La pareja que conforman los cineastas Talía Carolina Osorio Cardona y su esposo, Juan Carlos Baquero, al igual que sus dos bebés (tres años y siete meses) asisten desde hace varios años a un drama que pareciera del inframundo del terror: la casa les vibra permanentemente, a tal punto que los móviles de adorno tintinean todo el tiempo, los cuadros en las paredes se les voltean, los pocillos de café avanzan por las superficies de las mesas y los hielos arman por su cuenta un pequeño remolino que golpea las paredes de los vasos, produciendo una percusión como si tuvieran en casa un fantasma trabajando en jornada continua. Pero esta situación no tiene nada de esotérico.
Se trata de dos extractores industriales de ruidos y olores que el restaurante Ideal ha instalado al lado de la casa de esta joven familia, más concretamente lindando con la pared del cuarto de los bebés, el menor de los cuales nació con alergias a lácteos y carne vacuna, o se las pegaron los vecinos. Desde la tres de la mañana se riega por toda su casa el vapor de las legumbres y las especias de lo que será el menú de Ideal en las horas hábiles. “Hoy tendrán ajiaco los vecinos”, dicen Talía y Juan Carlos, con los ojos abiertos mirando al techo cuando empieza a funcionar la cocina industrial del vecino. Su insomnio les preocupa menos que el de sus dos bebés, que se despiertan también. Talía dos veces al día tiene que lavarse con champú para espantar de su pelo la sensación de que expulsa aromas de orégano y pimentón. Cuando se les alborota el humor negro, llegan a pensar que, por la interconexión de los órganos de la cabeza, el solo vivir aspirando las sazones de Ideal podría permitirles ahorrarse lo del mercado. El del oído sí es un sentido que no ven cómo solucionar, pues el traqueteo es algo que hasta puede desbaratar los tímpanos. Carlos tiene la mala práctica del trabajo virtual y le ha tocado trastear su tecnología para el baño, que ha tratado de insonorizar poniendo cinta adhesiva en las rendijas de la puerta y la ventana. Pero no puede justificar, frente sus compañeros del teletrabajo, ese fondo con frascos de champú, afeitadora y ducha. El inodoro logra desaparecerlo porque se sienta en él frente al computador, pero no puede disimular el tanque.

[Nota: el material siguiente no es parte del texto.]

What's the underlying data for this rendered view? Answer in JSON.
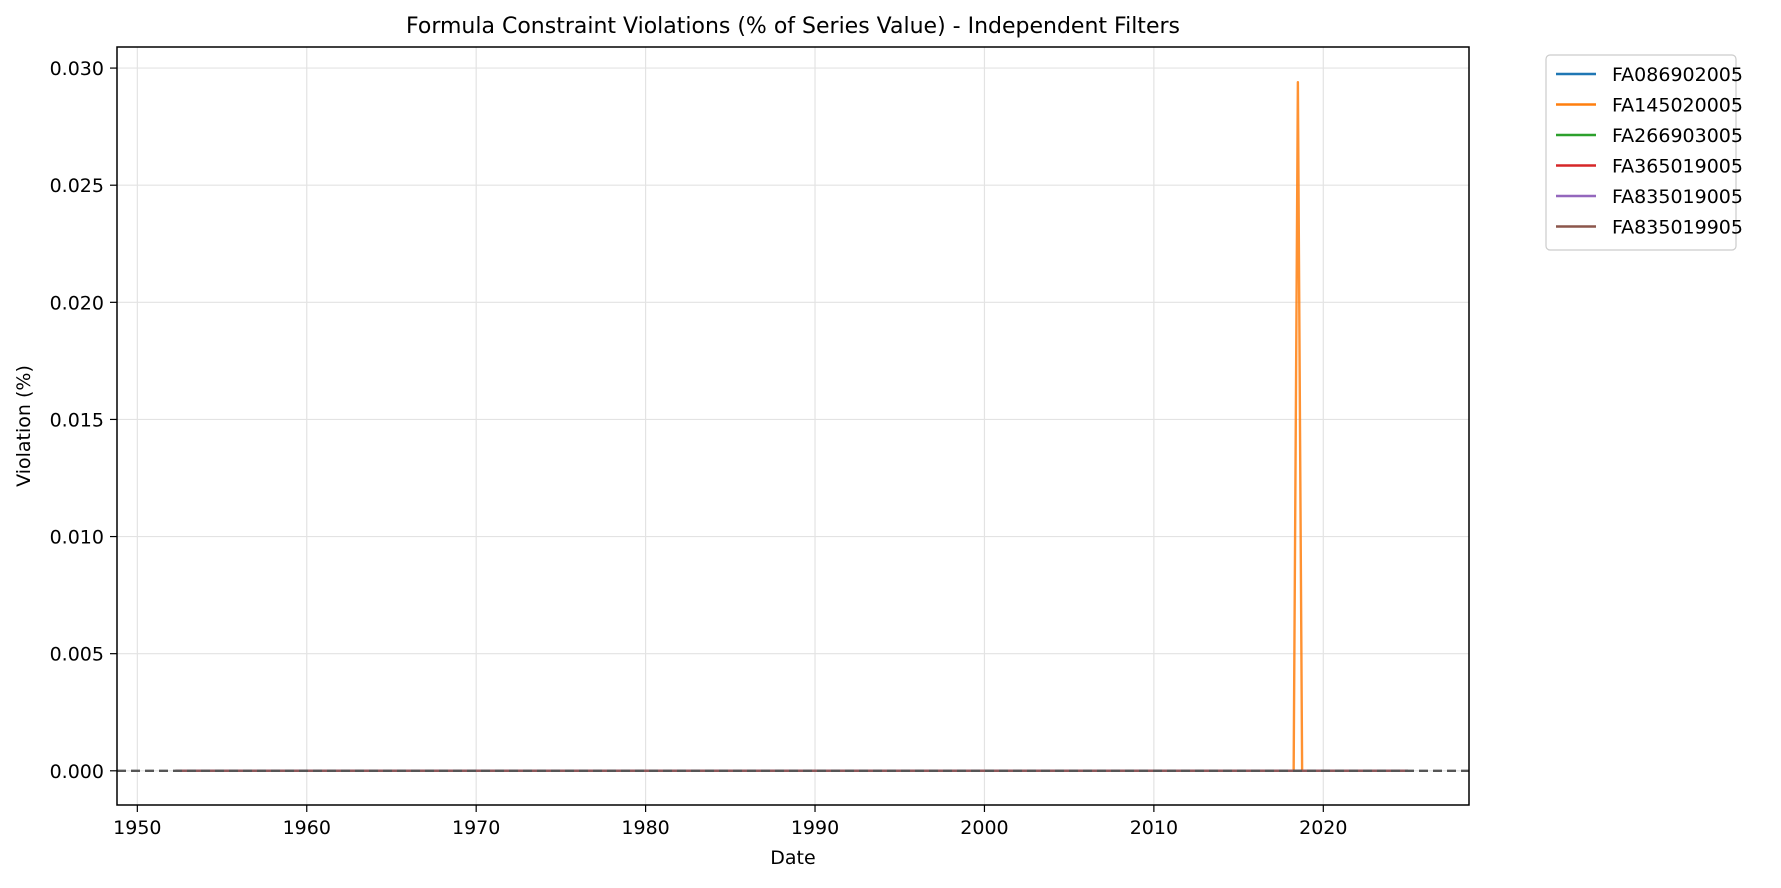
{
  "chart_data": {
    "type": "line",
    "title": "Formula Constraint Violations (% of Series Value) - Independent Filters",
    "xlabel": "Date",
    "ylabel": "Violation (%)",
    "xlim": [
      1948.8,
      2028.6
    ],
    "ylim": [
      -0.00146,
      0.0309
    ],
    "x_ticks": [
      1950,
      1960,
      1970,
      1980,
      1990,
      2000,
      2010,
      2020
    ],
    "y_ticks": [
      0.0,
      0.005,
      0.01,
      0.015,
      0.02,
      0.025,
      0.03
    ],
    "y_tick_labels": [
      "0.000",
      "0.005",
      "0.010",
      "0.015",
      "0.020",
      "0.025",
      "0.030"
    ],
    "grid": true,
    "legend_position": "outside-top-right",
    "reference_line": {
      "y": 0,
      "style": "dashed",
      "color": "#555555"
    },
    "series": [
      {
        "name": "FA086902005",
        "color": "#1f77b4",
        "x": [
          1952.25,
          2025.0
        ],
        "values": [
          0,
          0
        ]
      },
      {
        "name": "FA145020005",
        "color": "#ff7f0e",
        "x": [
          1952.25,
          2018.0,
          2018.25,
          2018.5,
          2018.75,
          2025.0
        ],
        "values": [
          0,
          0,
          0.0,
          0.0294,
          0,
          0
        ]
      },
      {
        "name": "FA266903005",
        "color": "#2ca02c",
        "x": [
          1952.25,
          2025.0
        ],
        "values": [
          0,
          0
        ]
      },
      {
        "name": "FA365019005",
        "color": "#d62728",
        "x": [
          1952.25,
          2025.0
        ],
        "values": [
          0,
          0
        ]
      },
      {
        "name": "FA835019005",
        "color": "#9467bd",
        "x": [
          1952.25,
          2025.0
        ],
        "values": [
          0,
          0
        ]
      },
      {
        "name": "FA835019905",
        "color": "#8c564b",
        "x": [
          1952.25,
          2025.0
        ],
        "values": [
          0,
          0
        ]
      }
    ]
  }
}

Como precaria solución, se van de la casa todo el día, insomnes, con sus bebés, a visitar a las abuelas para quemar tiempo, pero cuando regresan ahí está esperándolos el ruido como de ametralladora de los extractores y el buqué del cilantro, el repollo y la remolacha del borsch, porque el restaurante es de caché —tanto, que un comensal habitual es Rafael Pardo Rueda, cuñado de los dueños del chuzo— y, aunque esté en La Cabrera, por entre las paredes el establecimiento huele a esos inquilinatos de Pobres gentes, de Dostoyevski.

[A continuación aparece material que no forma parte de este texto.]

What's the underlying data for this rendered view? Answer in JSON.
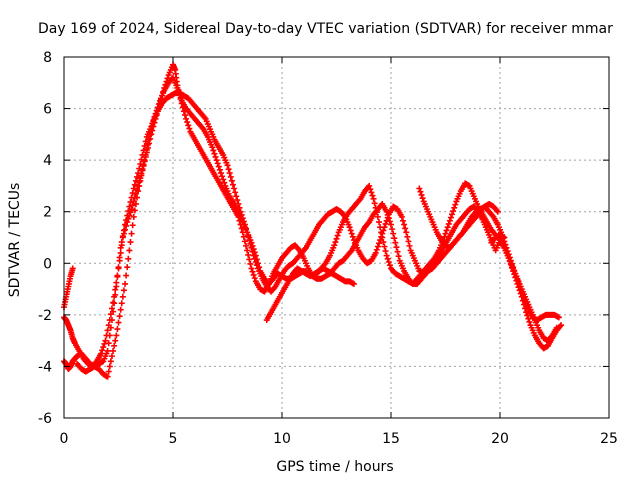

Esta invasión ruidosa y olfativa a quien más va afectando por el momento es a los dos bebés, sobre todo al menor, que según el criterio de su pediatra, por su alergia, sufre eternos brotes y diarreas. Lo cierto es que toda la familia le ha cogido asco a la comida, porque salen de la casa repletos. Y encima de eso sordos.
¿El nuevo POT de doña Claudia calculó estas depredaciones invisibles? ¿Hará algo en vista de que allí se violan normas ambientales y de construcción, típicas de los amos del suelo urbano?